Aufgabe für die gesamte Branche

Wie auch in anderen Branchen fehlt es im Greenkeeping an Fachkräften. Bei der Beschäftigung mit dem Problem fällt auf, dass unter den Greenkeepern nur wenige Frauen sind. Eine 2013 im Auftrag des Greenkeeper Verbandes Deutschland (GVD) durchgeführte Umfrage ergab einen Frauenanteil von nur 4,5% (n = 382 Teilnehmer).
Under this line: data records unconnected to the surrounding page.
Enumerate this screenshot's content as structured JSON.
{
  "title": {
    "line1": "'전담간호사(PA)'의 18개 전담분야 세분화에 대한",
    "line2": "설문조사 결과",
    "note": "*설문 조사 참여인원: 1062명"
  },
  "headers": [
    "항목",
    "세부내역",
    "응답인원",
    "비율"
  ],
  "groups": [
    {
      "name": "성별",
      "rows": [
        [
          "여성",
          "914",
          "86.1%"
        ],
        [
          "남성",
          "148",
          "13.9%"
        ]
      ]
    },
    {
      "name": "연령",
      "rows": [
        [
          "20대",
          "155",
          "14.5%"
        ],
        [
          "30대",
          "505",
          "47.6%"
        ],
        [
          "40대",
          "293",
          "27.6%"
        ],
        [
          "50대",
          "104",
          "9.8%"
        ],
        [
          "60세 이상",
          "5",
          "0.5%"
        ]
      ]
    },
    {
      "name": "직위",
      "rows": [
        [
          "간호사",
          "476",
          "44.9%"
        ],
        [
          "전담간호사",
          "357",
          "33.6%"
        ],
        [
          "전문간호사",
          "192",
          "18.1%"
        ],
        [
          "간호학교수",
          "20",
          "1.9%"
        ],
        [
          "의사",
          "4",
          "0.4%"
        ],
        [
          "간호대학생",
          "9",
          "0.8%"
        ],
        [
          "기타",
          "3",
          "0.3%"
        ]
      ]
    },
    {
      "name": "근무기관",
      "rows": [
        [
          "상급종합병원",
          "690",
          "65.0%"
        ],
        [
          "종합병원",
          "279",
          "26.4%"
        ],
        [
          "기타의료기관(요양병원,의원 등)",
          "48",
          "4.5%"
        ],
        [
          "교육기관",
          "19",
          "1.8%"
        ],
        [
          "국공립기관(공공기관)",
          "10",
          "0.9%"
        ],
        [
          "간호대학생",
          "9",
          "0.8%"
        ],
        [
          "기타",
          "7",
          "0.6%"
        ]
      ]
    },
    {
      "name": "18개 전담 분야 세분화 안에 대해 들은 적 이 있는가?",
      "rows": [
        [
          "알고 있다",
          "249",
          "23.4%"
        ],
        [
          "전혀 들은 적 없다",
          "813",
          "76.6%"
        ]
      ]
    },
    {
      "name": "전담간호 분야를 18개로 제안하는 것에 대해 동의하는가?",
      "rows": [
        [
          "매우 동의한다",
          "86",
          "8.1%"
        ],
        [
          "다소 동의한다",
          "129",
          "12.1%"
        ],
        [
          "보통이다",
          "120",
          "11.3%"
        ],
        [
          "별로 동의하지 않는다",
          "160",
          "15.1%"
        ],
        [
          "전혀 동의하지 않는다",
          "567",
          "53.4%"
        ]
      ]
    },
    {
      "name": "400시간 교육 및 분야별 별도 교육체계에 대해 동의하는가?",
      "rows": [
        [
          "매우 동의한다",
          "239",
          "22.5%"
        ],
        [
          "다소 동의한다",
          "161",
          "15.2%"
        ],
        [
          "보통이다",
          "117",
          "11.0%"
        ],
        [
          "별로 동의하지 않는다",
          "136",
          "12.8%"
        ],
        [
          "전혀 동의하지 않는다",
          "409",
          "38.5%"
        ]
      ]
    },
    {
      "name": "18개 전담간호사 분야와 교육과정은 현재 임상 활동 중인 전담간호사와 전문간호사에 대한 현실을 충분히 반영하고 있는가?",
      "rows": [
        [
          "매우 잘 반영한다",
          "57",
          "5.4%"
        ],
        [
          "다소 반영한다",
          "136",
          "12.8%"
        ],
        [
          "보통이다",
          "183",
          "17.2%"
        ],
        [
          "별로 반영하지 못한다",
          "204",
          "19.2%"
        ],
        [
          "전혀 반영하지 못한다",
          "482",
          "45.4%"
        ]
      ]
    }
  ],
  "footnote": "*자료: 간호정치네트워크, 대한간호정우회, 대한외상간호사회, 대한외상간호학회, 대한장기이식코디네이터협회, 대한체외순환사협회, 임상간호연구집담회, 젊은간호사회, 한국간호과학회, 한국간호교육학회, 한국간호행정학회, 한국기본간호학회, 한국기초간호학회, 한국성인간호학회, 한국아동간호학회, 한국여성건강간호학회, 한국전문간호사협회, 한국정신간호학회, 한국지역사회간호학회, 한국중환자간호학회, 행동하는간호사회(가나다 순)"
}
Schaut man auf das Ergebnis der aktuellen Befragung von 2021, dann ist der Anteil sogar noch einmal gesunken und liegt nur noch bei 3,5%! Zum Vergleich waren im Garten- und Landschaftsbau Ende 2019, laut Statistischem Bundesamt, immerhin 11% Frauen unter den Auszubildenden.

 

Erschreckend ist in diesem Zusammenhang aber auch ein weiteres Ergebnis der BIGGA-Umfrage aus dem Frühjahr 2022, an der mehr als 1.300 Mitglieder teilnahmen: Einer von drei Greenkeepern sucht Arbeit außerhalb des Golfbranche (https://www.fegga.org/one-in-three-greenkeepers-looking-for-work-outside-of-golf-bigga-releases-results-of-major-survey-that-details-life-at-the-uks-golf-facilities-in-2022/)!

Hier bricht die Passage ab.